With plumbing, junction boxes capable of handling 10AWG wire and access panels, how much space does this 12" thing take up? How many of these small 12" units will I need to install to replace one $300 conventional tank? I might need more rooms in my house.
You say in your video that:
"in new construction, it's actually less expensive, up-front, to install these around the house, ... and run cold water and electrical wiring to them, than it is to run hot water pipe through the house."
I'm waiting for the disclaimer on this one. Considering your product's capacity is so low that it needs to be used in conjunction with a conventional hot water tank.....a tank that gets water to your product with hot water lines.... Capacity...
I have two 7GPM showers and four 2GPM sinks. My water comes from the utility at 55F and I want it 120F. So each of my showers would need 66KW (7 of these units), and my sinks would each need 19KW (two units). My entire home service is only rated at 44KW and I need to supply 210KW!? Assuming I dedicate an entirely new electrical service to these things, and only let one turn on at a time... I can just barely take a comfortable shower?Water savings......
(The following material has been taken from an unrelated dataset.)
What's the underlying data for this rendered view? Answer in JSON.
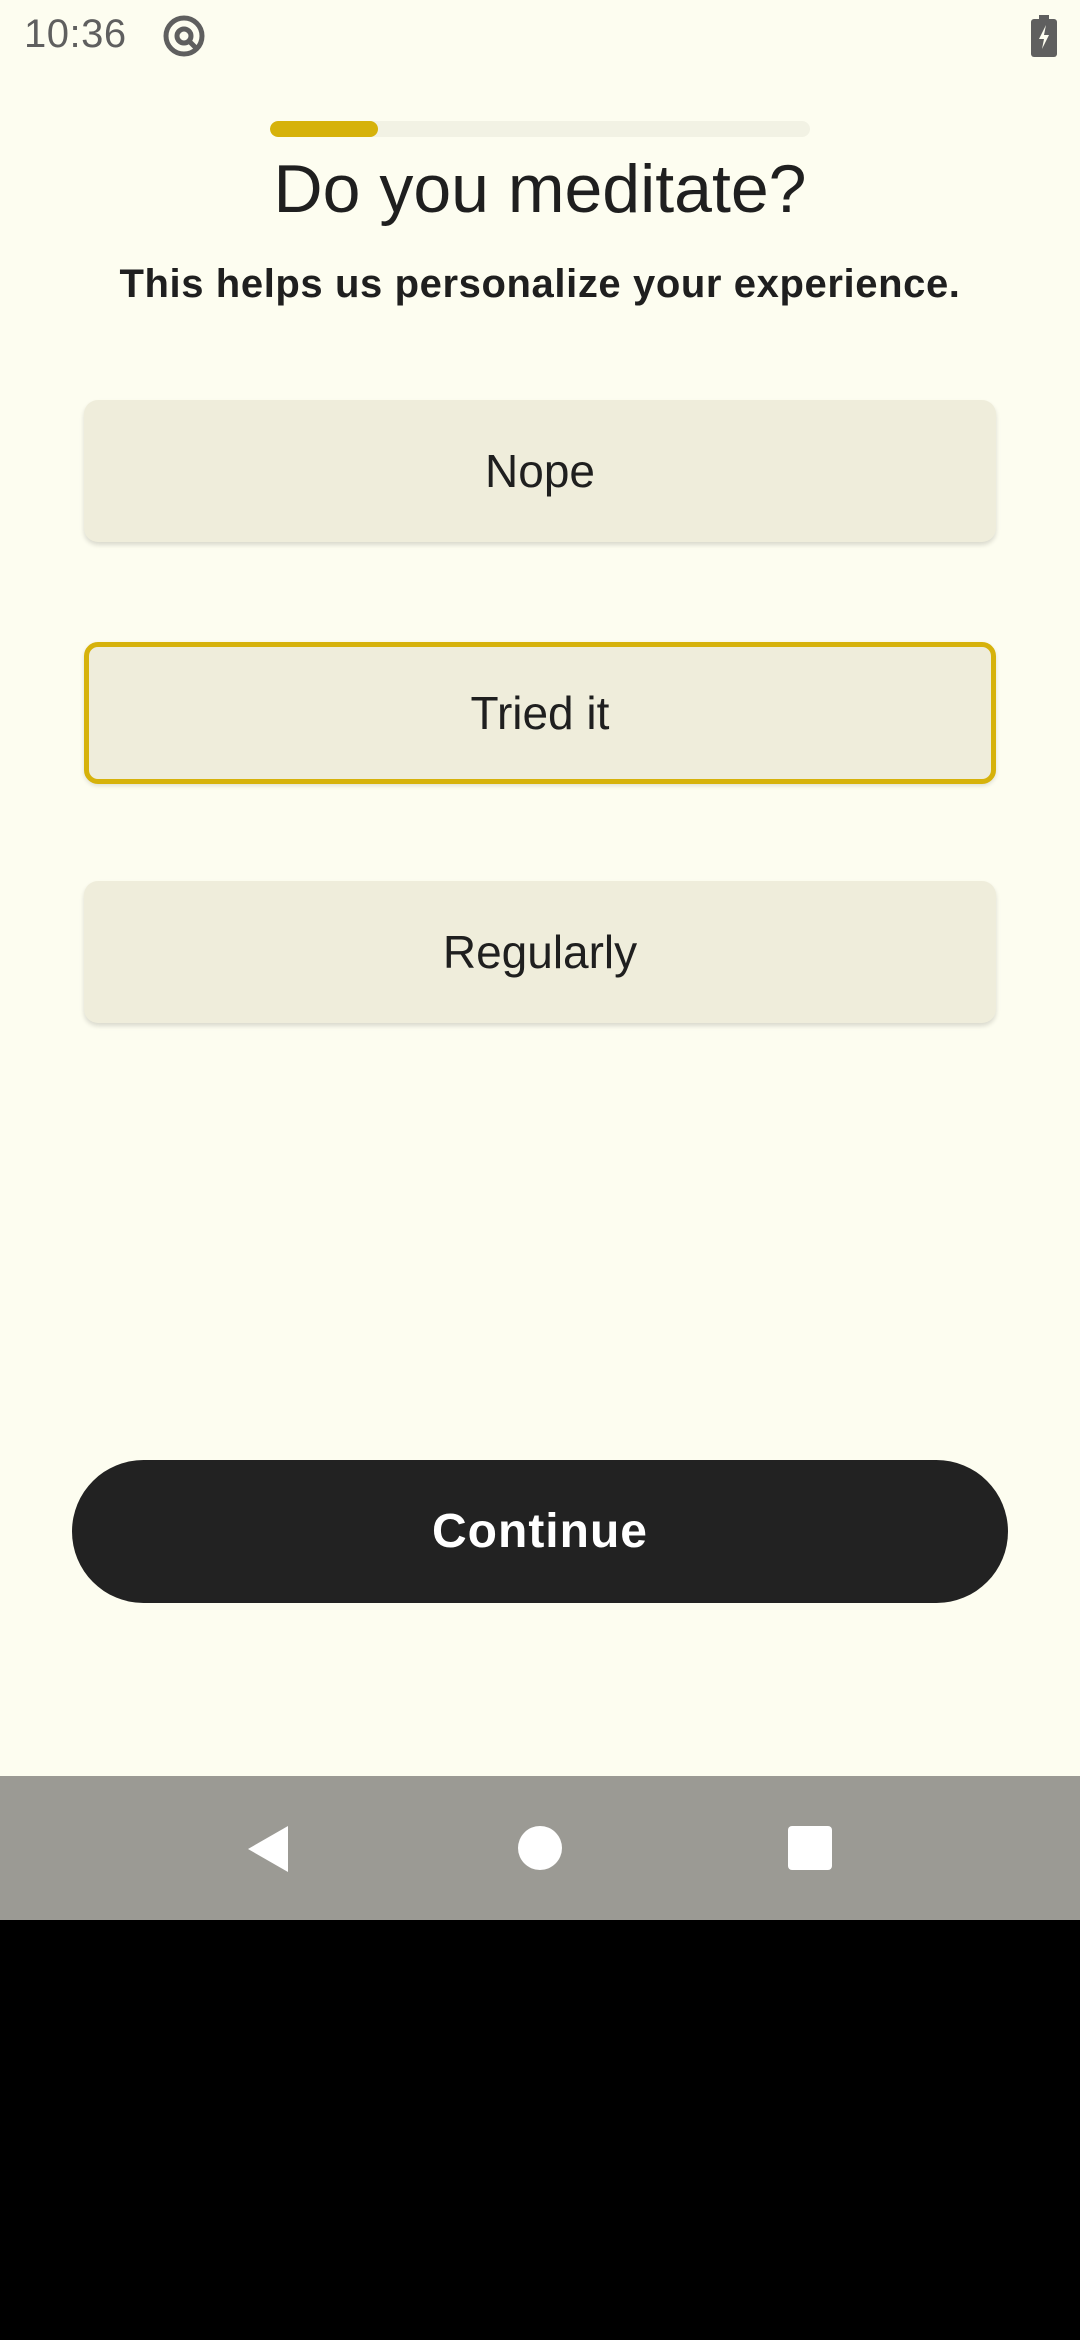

The "10% water savings" statement assumes that 10% of my TOTAL water consumption is allowed to flow down the drain, right? A large amount of the water I use is 100% cold water. Dishwaster, cooking, drinking, toilets. These things don't let the water run while waiting for the warm stuff. To offset this fact, I would need to increase the relative percentage of time I waste water while waiting. So how do you calculate the average amount of hot water that goes down the drain?!
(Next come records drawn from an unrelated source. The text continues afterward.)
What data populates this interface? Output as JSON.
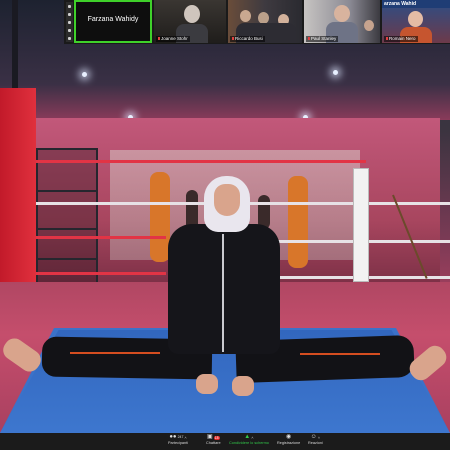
{
  "participants": [
    {
      "name": "Farzana Wahidy",
      "active": true
    },
    {
      "name": "Joanne Stohr",
      "active": false
    },
    {
      "name": "Riccardo Busi",
      "active": false
    },
    {
      "name": "Paul Stanley",
      "active": false
    },
    {
      "name": "Romain Nero",
      "active": false
    }
  ],
  "tile_overlay_text": "arzana Wahid",
  "toolbar": {
    "participants": {
      "label": "Partecipanti",
      "count": "247"
    },
    "chat": {
      "label": "Chattare",
      "badge": "18"
    },
    "share": {
      "label": "Condividere lo schermo"
    },
    "record": {
      "label": "Registrazione"
    },
    "reactions": {
      "label": "Reazioni"
    }
  },
  "colors": {
    "active_speaker_border": "#3fd12a",
    "share_accent": "#32c84a",
    "badge": "#e02929"
  },
  "icons": [
    "participants-icon",
    "chat-icon",
    "share-screen-icon",
    "record-icon",
    "reactions-icon"
  ]
}
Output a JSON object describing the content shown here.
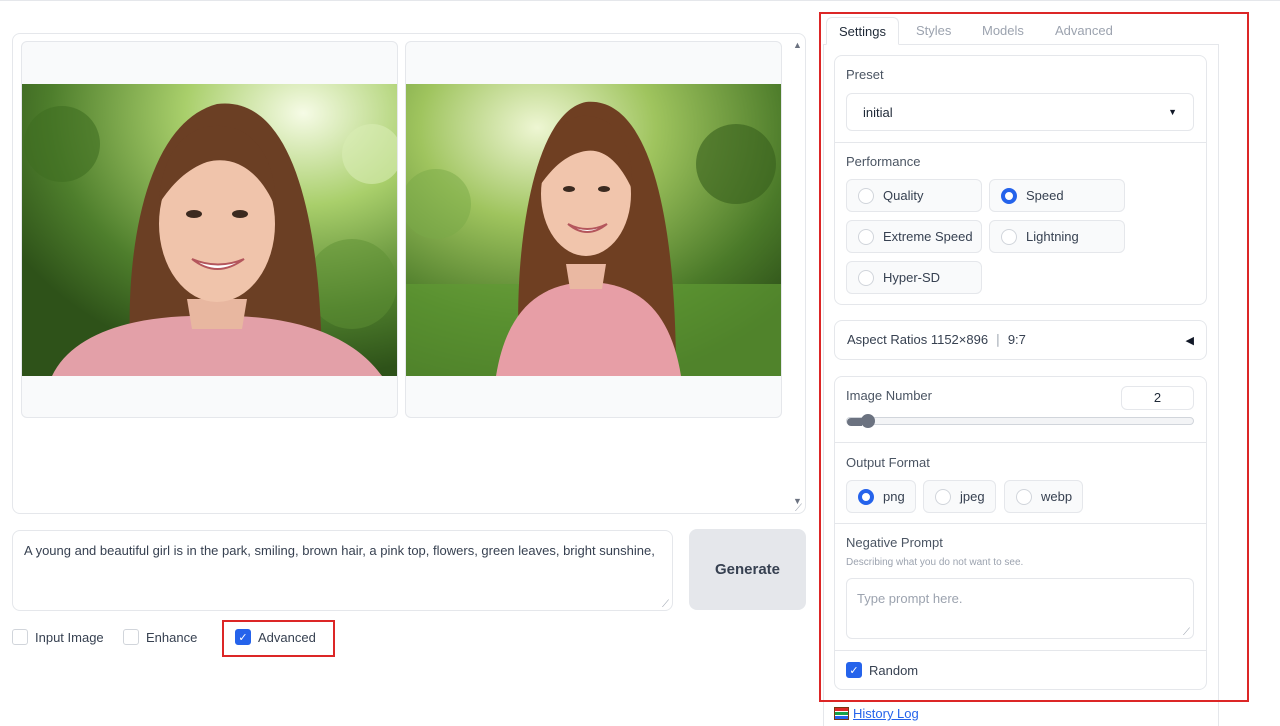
{
  "gallery": {
    "images": [
      {
        "alt_icon": "portrait-image-1"
      },
      {
        "alt_icon": "portrait-image-2"
      }
    ]
  },
  "prompt": {
    "value": "A young and beautiful girl is in the park, smiling, brown hair, a pink top, flowers, green leaves, bright sunshine,"
  },
  "generate_label": "Generate",
  "options": {
    "input_image": {
      "label": "Input Image",
      "checked": false
    },
    "enhance": {
      "label": "Enhance",
      "checked": false
    },
    "advanced": {
      "label": "Advanced",
      "checked": true
    }
  },
  "tabs": [
    "Settings",
    "Styles",
    "Models",
    "Advanced"
  ],
  "active_tab": "Settings",
  "settings": {
    "preset": {
      "label": "Preset",
      "value": "initial"
    },
    "performance": {
      "label": "Performance",
      "options": [
        "Quality",
        "Speed",
        "Extreme Speed",
        "Lightning",
        "Hyper-SD"
      ],
      "selected": "Speed"
    },
    "aspect_ratios": {
      "label": "Aspect Ratios",
      "value": "1152×896",
      "separator": "∣",
      "ratio": "9:7"
    },
    "image_number": {
      "label": "Image Number",
      "value": "2",
      "slider_fraction": 0.03
    },
    "output_format": {
      "label": "Output Format",
      "options": [
        "png",
        "jpeg",
        "webp"
      ],
      "selected": "png"
    },
    "negative_prompt": {
      "label": "Negative Prompt",
      "info": "Describing what you do not want to see.",
      "placeholder": "Type prompt here."
    },
    "random": {
      "label": "Random",
      "checked": true
    }
  },
  "history_log": {
    "label": "History Log",
    "icon": "history-log-icon"
  },
  "colors": {
    "accent": "#2563eb",
    "highlight": "#dc2626"
  }
}
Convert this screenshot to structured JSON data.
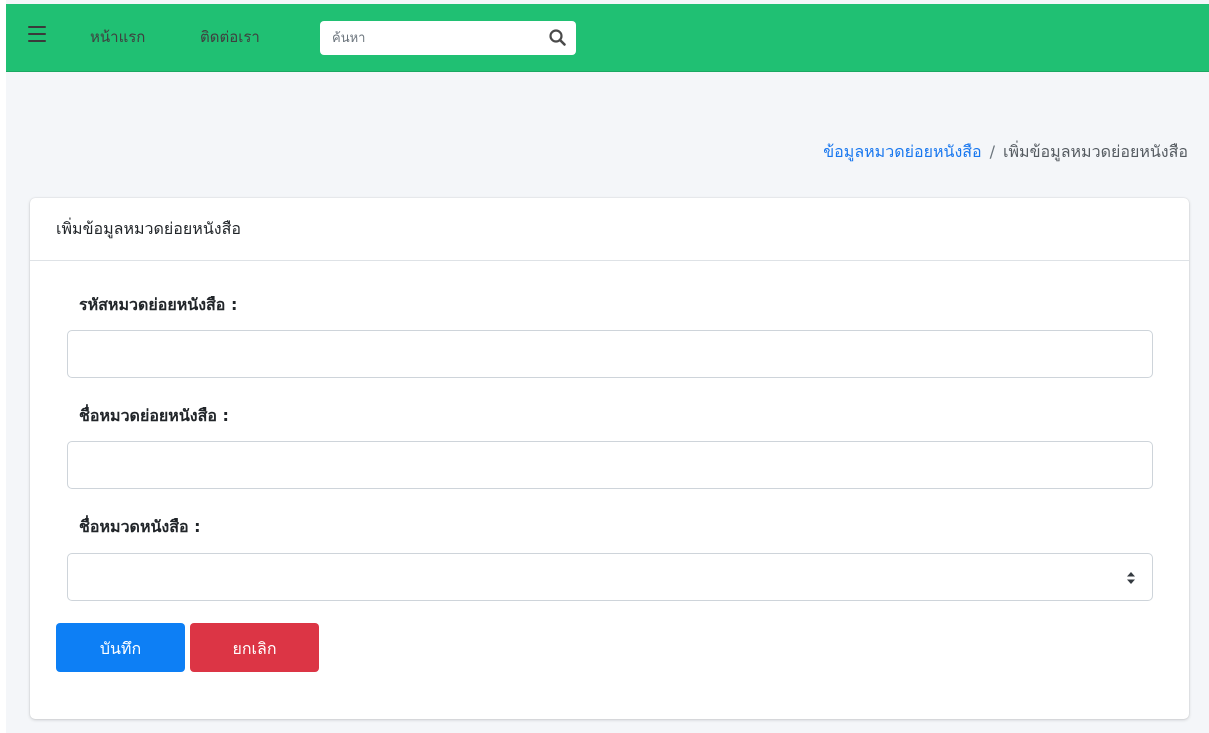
{
  "navbar": {
    "menu_icon": "hamburger-icon",
    "links": {
      "home": "หน้าแรก",
      "contact": "ติดต่อเรา"
    },
    "search": {
      "placeholder": "ค้นหา",
      "value": "",
      "icon": "search-icon"
    },
    "color": "#20c073"
  },
  "breadcrumb": {
    "parent": "ข้อมูลหมวดย่อยหนังสือ",
    "separator": "/",
    "current": "เพิ่มข้อมูลหมวดย่อยหนังสือ"
  },
  "card": {
    "title": "เพิ่มข้อมูลหมวดย่อยหนังสือ",
    "fields": {
      "subcategory_code": {
        "label": "รหัสหมวดย่อยหนังสือ :",
        "value": ""
      },
      "subcategory_name": {
        "label": "ชื่อหมวดย่อยหนังสือ :",
        "value": ""
      },
      "category_name": {
        "label": "ชื่อหมวดหนังสือ :",
        "selected": ""
      }
    },
    "buttons": {
      "save": "บันทึก",
      "cancel": "ยกเลิก"
    }
  },
  "colors": {
    "primary": "#0d7ff5",
    "danger": "#dc3545",
    "link": "#1877ef",
    "background": "#f4f6f9"
  }
}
In your video you say that this unit saves one to two GPM
every time you use your hot water tap. What does that even mean? It restricts my flow by 1.5GPM? Couldn't I do the same with an obstruction like a hunk of dirt? Then you state it saves 20 to 40 gallons per day without explaining how that is even possible.The alternatives...
Heat pumps are better solution to any hot water system in every way. They consume (typically) half the power as even this 99% efficient system for the same heat output as a conventional tank (no violation of thermo laws). They are able to service an entire REAL WORLD home, not a home that only turns on one super low flow faucet on at a time. Upfront costs of heat pumps are the only down side. Although more expensive than conventional $300 tanks, they have a measurable ROI over something like this.
This device might have applications, but I don't see them. Anyone that wants the luxury of instant hot water just needs to install a circulating bleed valve. It's a very cheap DIY project that bleeds a very small amount of hot water from the far end of the house to mix with the cold supply periodically. This keeps the hot water supply line warm without wasting much energy. Simple and cheap.